Seeing I've already outed myself as an antisocial pedant, cast thine een over this headline: "Finally, Australia get a break". Australia has apparently become a plural noun, possibly of Australium. If anyone still needed convincing that the Piddly Morning Herald ain't half the broadsheet it used to be, look no further. Mutter, mutter, grumble, snort.

Where did I leave my Zimmer frame?

In other news entirely: puppy!


8 comments:

Martin Kingsley said...

I've oft-wondered if there is actually any task to which the staff of Today Tonight, 'journalistic' (ho ho ha ha kill me now) or otherwise, could be usefully re-purposed, and despite thinking long and thinking hard, as is my wont, the conclusion that is invariably reached (no matter how the variables are altered) is that the only use for such a monstrous and bucolic clan of mongoloid homunculi and lying, cheating blackguards involves a nice, sunny length of hastily erected brick wall and the proffering of final cigarettes all-round.

When I am King...

TimT said...

As usual I have no idea what you are talking about, your Majesty, Mr Kingsley, but I agree with every word of it.

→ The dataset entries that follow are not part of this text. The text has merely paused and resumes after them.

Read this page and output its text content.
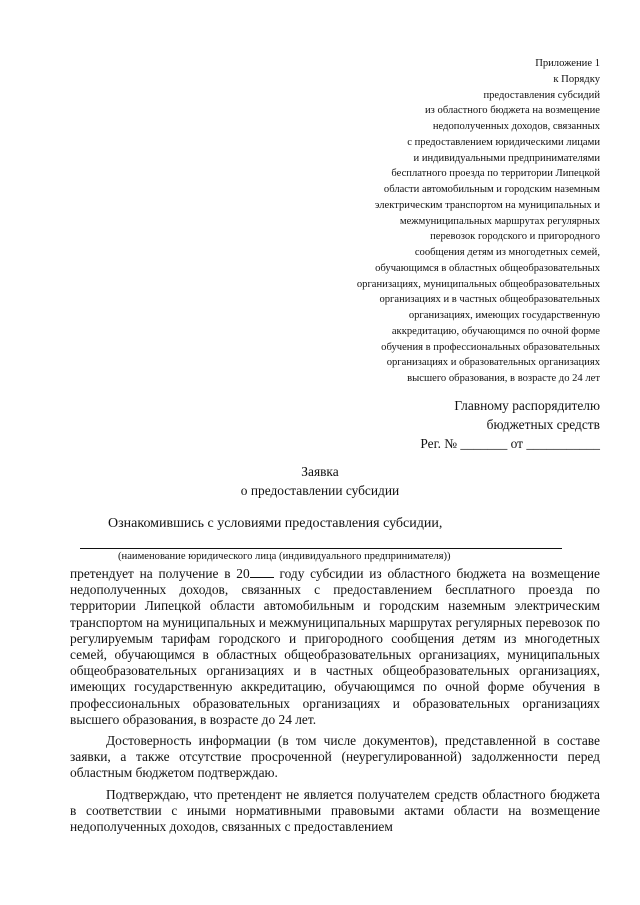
Приложение 1
к Порядку
предоставления субсидий
из областного бюджета на возмещение
недополученных доходов, связанных
с предоставлением юридическими лицами
и индивидуальными предпринимателями
бесплатного проезда по территории Липецкой
области автомобильным и городским наземным
электрическим транспортом на муниципальных и
межмуниципальных маршрутах регулярных
перевозок городского и пригородного
сообщения детям из многодетных семей,
обучающимся в областных общеобразовательных
организациях, муниципальных общеобразовательных
организациях и в частных общеобразовательных
организациях, имеющих государственную
аккредитацию, обучающимся по очной форме
обучения в профессиональных образовательных
организациях и образовательных организациях
высшего образования, в возрасте до 24 лет
Главному распорядителю
бюджетных средств
Рег. № _______ от ___________
Заявка
о предоставлении субсидии
Ознакомившись с условиями предоставления субсидии,
(наименование юридического лица (индивидуального предпринимателя))

претендует на получение в 20 году субсидии из областного бюджета на возмещение недополученных доходов, связанных с предоставлением бесплатного проезда по территории Липецкой области автомобильным и городским наземным электрическим транспортом на муниципальных и межмуниципальных маршрутах регулярных перевозок по регулируемым тарифам городского и пригородного сообщения детям из многодетных семей, обучающимся в областных общеобразовательных организациях, муниципальных общеобразовательных организациях и в частных общеобразовательных организациях, имеющих государственную аккредитацию, обучающимся по очной форме обучения в профессиональных образовательных организациях и образовательных организациях высшего образования, в возрасте до 24 лет.

Достоверность информации (в том числе документов), представленной в составе заявки, а также отсутствие просроченной (неурегулированной) задолженности перед областным бюджетом подтверждаю.

Подтверждаю, что претендент не является получателем средств областного бюджета в соответствии с иными нормативными правовыми актами области на возмещение недополученных доходов, связанных с предоставлением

I like Today Tonight. I find it soothing. It's like a child's lullaby in the way it constantly falls back on the one style, and the one set of subjects. You can be absolutely sure, when tuning in, that the reporters will hardly say one thing that is original or, indeed, insightful: it is the ultimate victory of style over substance.

What's that? A little Aussie battler is being ripped off by an evil con artist, and we're going to follow him into his office with our foot-in-the-door journalist? Ah! How soothing!

Maria said...

I used to work at A Current Affair, four weeks of work experience.

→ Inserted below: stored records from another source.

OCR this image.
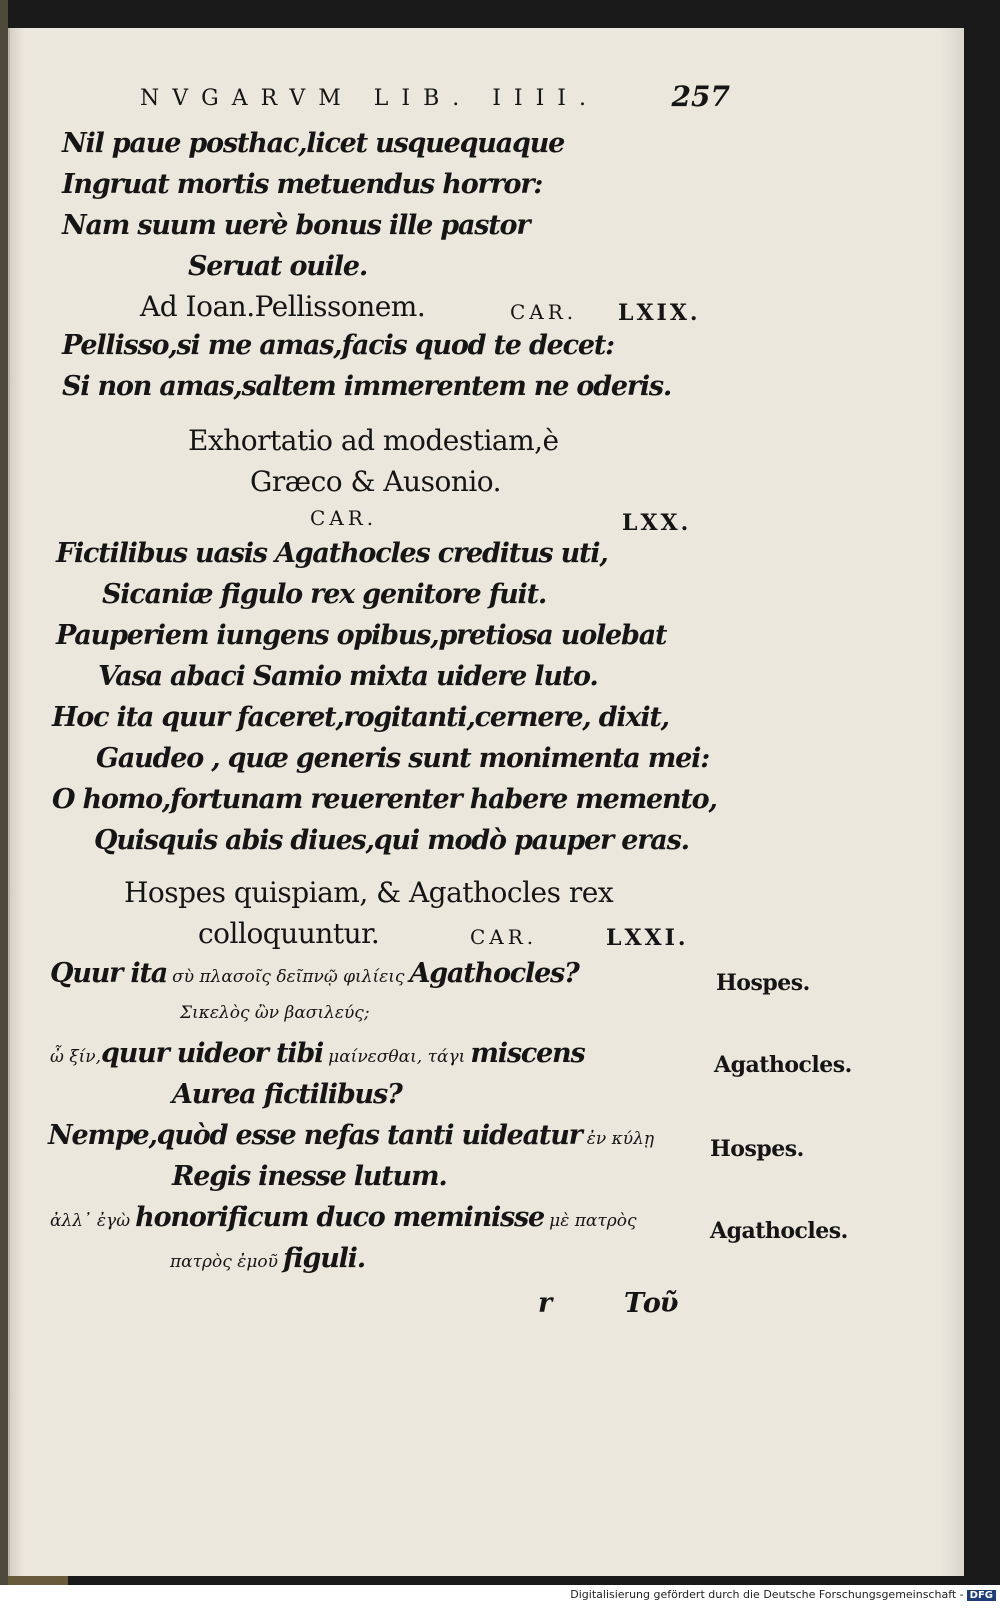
NVGARVM LIB. IIII.	257
Nil paue posthac,licet usquequaque
Ingruat mortis metuendus horror:
Nam suum uerè bonus ille pastor
Seruat ouile.
Ad Ioan.Pellissonem.	CAR. LXIX.
Pellisso,si me amas,facis quod te decet:
Si non amas,saltem immerentem ne oderis.
Exhortatio ad modestiam,è
Græco & Ausonio.
CAR.	LXX.
Fictilibus uasis Agathocles creditus uti,
Sicaniæ figulo rex genitore fuit.
Pauperiem iungens opibus,pretiosa uolebat
Vasa abaci Samio mixta uidere luto.
Hoc ita quur faceret,rogitanti,cernere, dixit,
Gaudeo , quæ generis sunt monimenta mei:
O homo,fortunam reuerenter habere memento,
Quisquis abis diues,qui modò pauper eras.
Hospes quispiam, & Agathocles rex
colloquuntur.	CAR.	LXXI.
Quur ita σὺ πλασοῖς δεῖπνῷ φιλίεις Agathocles?	Hospes.
Σικελὸς ὢν βασιλεύς;
ὦ ξίν,quur uideor tibi μαίνεσθαι, τάγι miscens	Agathocles.
Aurea fictilibus?
Nempe,quòd esse nefas tanti uideatur ἐν κύλῃ	Hospes.
Regis inesse lutum.
ἀλλ᾽ ἐγὼ honorificum duco meminisse μὲ πατρὸς	Agathocles.
πατρὸς ἐμοῦ figuli.
r	Τοῦ
Digitalisierung gefördert durch die Deutsche Forschungsgemeinschaft - DFG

It is fun, at least they don't take themselves too seriously.

The stories can be tediously repetitive and others can be a laugh.

The footage is great.

Lotsa people definitely watch the A Current Affair people con artist ones when the intrepid reporter comes in and starts yelling and then the person gets yelled at by a barrage of people and then the police cme in etc.

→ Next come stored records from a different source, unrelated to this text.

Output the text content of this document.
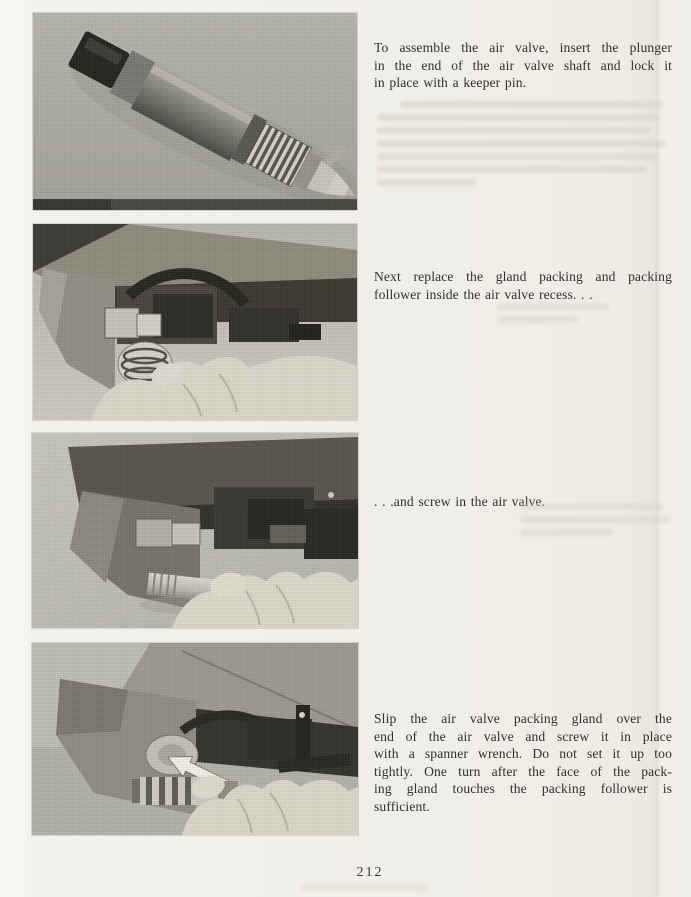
To assemble the air valve, insert the plunger
in the end of the air valve shaft and lock it
in place with a keeper pin.
Next replace the gland packing and packing
follower inside the air valve recess. . .
. . .and screw in the air valve.
Slip the air valve packing gland over the
end of the air valve and screw it in place
with a spanner wrench. Do not set it up too
tightly. One turn after the face of the pack-
ing gland touches the packing follower is
sufficient.
212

So we got all these calls from people just saying "hi, I've got this problem with this person ... can you send the police in?"

I think TT and ACA are like their alternate emergency line.

(BTW I say that in jest now but I think that is in some ways not funny because I got a call from someone once who did seem in real distress, though not really an emergency per se, but traumatised, who really ought to have been calling a helpline or hotline to deal with her particular case. Instead she called ACA and I wasn't at all equipped to deal with the matter and I freaked out. It is somewhat scary to think that some people might have the ACA number in their head better than their ability to get real and appropriate help.)

kiki said...

more importantly Maria, did you hang up on her and ignore / forget everything she had ever tried to tell you?

Anonymous said...

actually an arithmatic is someone who suffers from arithma

Red Wombat said...

Having fallen befuddled by the powers of the electric interweb, I put "arithma" into a well-known search-engine, and got these:

Office Collectibles: Private collection of Jay M. Goldman
http://www.jmgoldman.com/index.php?page=arithma.htm

Chris Osburn's Calculating Instruments
http://sliderule.mraiow.com/wiki/Addiator_Arithma

Whilst I am none the wiser as to what an "arithma" is (other, than, perhaps, a badly named sliding rule), I fear I may, indeed, have become arithmatic.

Beth said...

I think an arithmatic is a machine that automates the process of arith. Every household needs one.

And lexicon, that anonymous was my dad again. In case you couldn't pick the family resemblance between comments.

Alexis, Baron von Harlot said...

Ha! Now that you mention it, I can see the genetic connection.

My arithma's at its worst in the Spring, when I can't count the pollen.